そして最後は、戦闘描写のアップデートだ。『ガンダム』では、ミノフスキー粒子というレーダーを阻害する物質が散布されたことで、モビルスーツによる有視界戦闘を中心とした、第二次世界大戦時のような状況での戦闘が繰り広げられていた。
『ガンダムSEED』では、核分裂が抑止される「ニュートロンジャマー」が導入されることで、核兵器や核融合によってエネルギーや動力を得る兵器が使えず、さらに電波も妨害されるために通信や誘導弾による攻撃は大きく制限されるという設定が導入された。電子戦に対抗した機器の導入や至近距離のみ電波が有効という状況、また登場する艦船の武装なども含めて現用兵器的な戦闘描写が特徴となっている。
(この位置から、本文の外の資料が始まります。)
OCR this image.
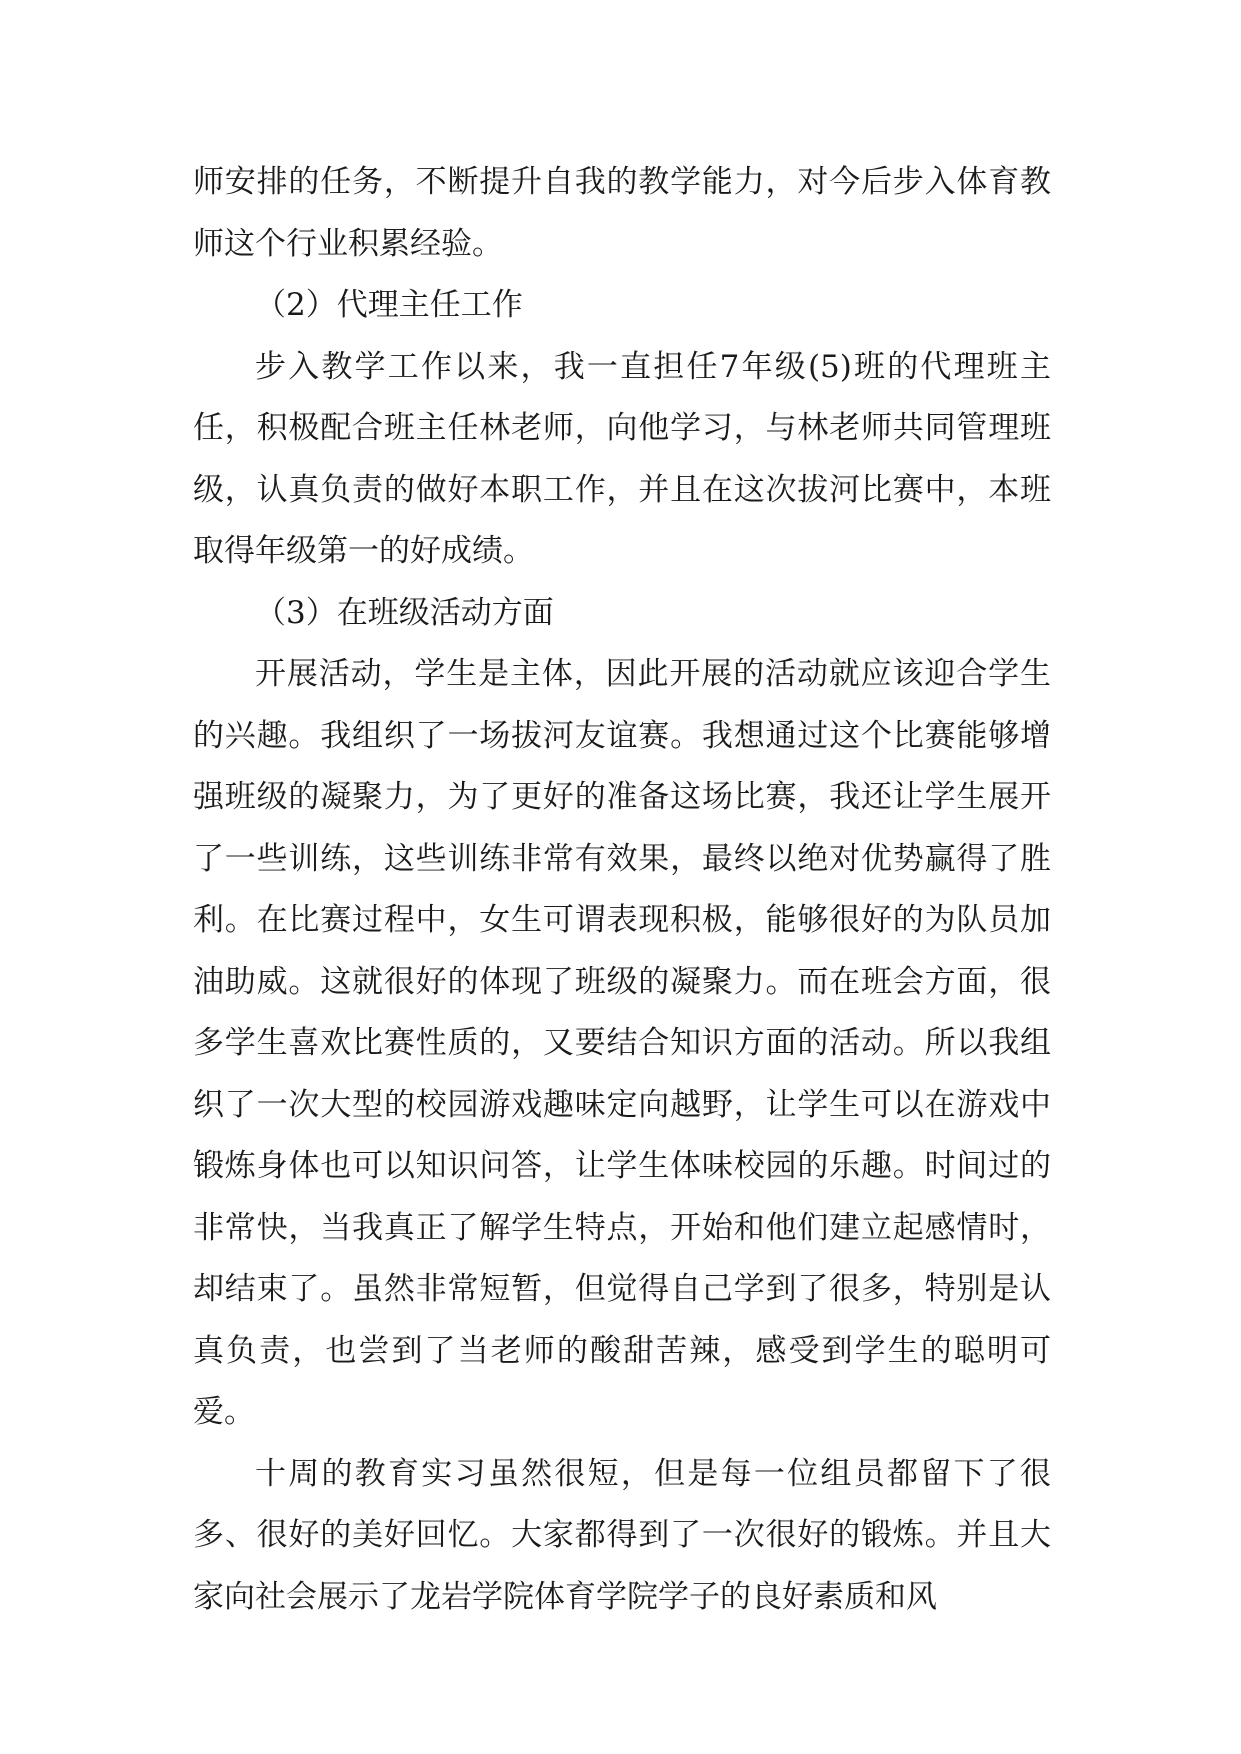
师安排的任务，不断提升自我的教学能力，对今后步入体育教师这个行业积累经验。

（2）代理主任工作

步入教学工作以来，我一直担任7年级(5)班的代理班主任，积极配合班主任林老师，向他学习，与林老师共同管理班级，认真负责的做好本职工作，并且在这次拔河比赛中，本班取得年级第一的好成绩。

（3）在班级活动方面

开展活动，学生是主体，因此开展的活动就应该迎合学生的兴趣。我组织了一场拔河友谊赛。我想通过这个比赛能够增强班级的凝聚力，为了更好的准备这场比赛，我还让学生展开了一些训练，这些训练非常有效果，最终以绝对优势赢得了胜利。在比赛过程中，女生可谓表现积极，能够很好的为队员加油助威。这就很好的体现了班级的凝聚力。而在班会方面，很多学生喜欢比赛性质的，又要结合知识方面的活动。所以我组织了一次大型的校园游戏趣味定向越野，让学生可以在游戏中锻炼身体也可以知识问答，让学生体味校园的乐趣。时间过的非常快，当我真正了解学生特点，开始和他们建立起感情时，却结束了。虽然非常短暂，但觉得自己学到了很多，特别是认真负责，也尝到了当老师的酸甜苦辣，感受到学生的聪明可爱。

十周的教育实习虽然很短，但是每一位组员都留下了很多、很好的美好回忆。大家都得到了一次很好的锻炼。并且大家向社会展示了龙岩学院体育学院学子的良好素质和风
そこに『ガンダム』以降いくつものガンダム作品を手掛けてきた大河原邦男デザインによるモビルスーツの魅力も加わり、新旧両世代を魅了するアクション場面を生み出すこととなった。
『ガンダム』の持つ不変の魅力に新たな形で挑んだ『ガンダムSEED』は、従来のガンダムファンだけでなく、新たな若い世代をも巻き込んでの一大ブームを巻き起こすこととなる。そんな『ガンダムSEED』の起点となるエピソードが語られるのが『機動戦士ガンダムSEED スペシャルエディション 虚空の戦場 HDリマスター』だ。
キラとアスランの対立を中心にした本作のドラマは、様々な登場人物によって大きなうねりを与えられていくことになる。
プラントの歌姫であり、アスランの婚約者であるラクス・クラインは、アークエンジェルに保護されたことから艦内の人間関係に少なくない影響を与える。そしてキラの級友であるフレイ・アルスターは父の死をきっかけに、キラを手駒にしてのコーディネイターへの復讐を誓うことに。
さらにザフトの勢力圏であるアフリカに降下したキラは、ゲリラとして活動する少女カガリ・ユラ・アスハ、そして「砂漠の虎」の異名を持ち、バナディーヤを拠点とするザフトのアンドリュー・バルトフェルドと出会うことで、大きな転換点を迎えることとなる。
日本のアニメシーンを揺るがせた『ガンダムSEED』、そのドラマの出発点を凝縮した「虚空の戦場」――最新作『機動戦士ガンダムSEED FREEDOM』へと繋がる興奮はここから始まるのだ。